We had occasion to think anew about Orwell and the BBC when we read the astonishing news that Mark Thompson, the outgoing Director-General of the organization, had rejected a proposal (“turned [it] down … flat,” as the Labour peeress Joan Bakewell put it) that a statue of Orwell be placed in front of the BBC’s £1 billion new headquarters at the top of Regent Street. The reason? Orwell was “too Left-wing.”

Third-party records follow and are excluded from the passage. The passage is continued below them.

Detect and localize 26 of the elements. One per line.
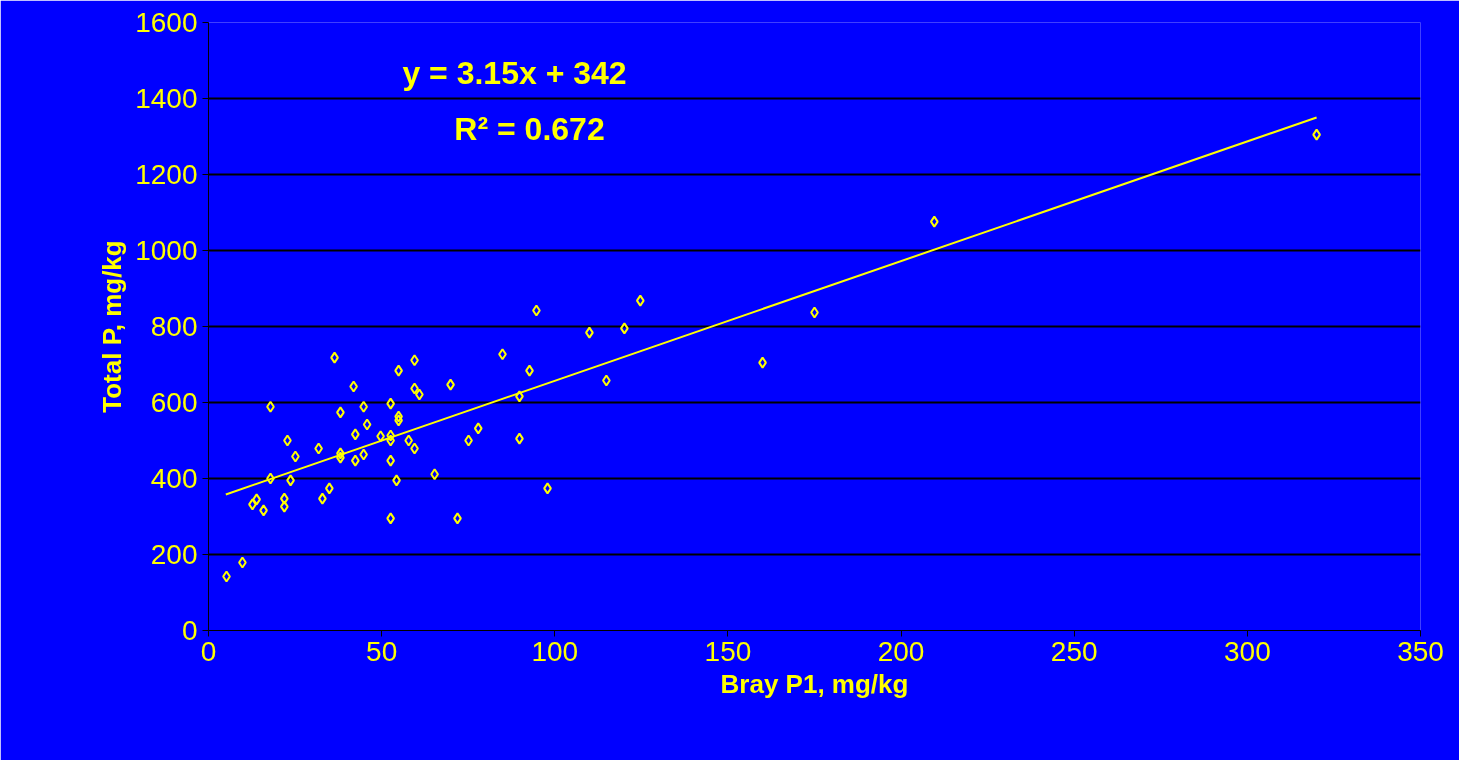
y-tick-label: 1600 — [135, 7, 198, 38]
annotation: R² = 0.672 — [454, 110, 605, 147]
point — [473, 422, 483, 435]
point — [929, 215, 939, 228]
y-tick-label: 1200 — [135, 159, 198, 190]
y-tick-label: 800 — [150, 311, 198, 342]
point — [350, 428, 360, 441]
x-axis-title: Bray P1, mg/kg — [720, 668, 909, 699]
y-tick-label: 0 — [181, 615, 198, 646]
x-tick-label: 50 — [366, 635, 398, 667]
x-tick-label: 150 — [704, 635, 752, 667]
y-tick-label: 1000 — [135, 235, 198, 266]
x-tick-label: 300 — [1224, 635, 1271, 667]
x-tick-label: 250 — [1050, 635, 1098, 667]
y-tick-label: 400 — [150, 463, 198, 494]
y-tick-label: 200 — [150, 539, 198, 570]
x-tick-label: 100 — [531, 635, 579, 667]
x-tick-label: 200 — [877, 635, 925, 667]
y-axis-title: Total P, mg/kg — [97, 240, 128, 413]
x-tick-label: 350 — [1397, 635, 1444, 667]
point — [350, 454, 360, 467]
y-tick-label: 600 — [150, 387, 198, 418]
y-tick-label: 1400 — [135, 83, 198, 114]
annotation: y = 3.15x + 342 — [402, 54, 627, 91]
point — [362, 418, 372, 431]
point — [635, 294, 645, 307]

Mr. Thompson’s remark, the Telegraph drily noted, “will surprise critics of the BBC, who have long accused the corporation of liberal bias.” Indeed. The decay of the BBC has featured intermittently in the pages of The New Criterion, in this space as well as in John Gross’s bulletins from London over the years. Some of the criticism was directed at what, with a little squid-ink squirt of obfuscating understatement that Orwell would have savored, the Telegraph called “liberal bias.” “Left-wing ideological animus” would have been a more accurate if less emollient way of phrasing it. A lot of what we’ve had to say about the BBC contrasts the institution as it was in its pre-Sixties heyday with what’s become of it in the aftermath of the assaults of political correctness and multiculturalism.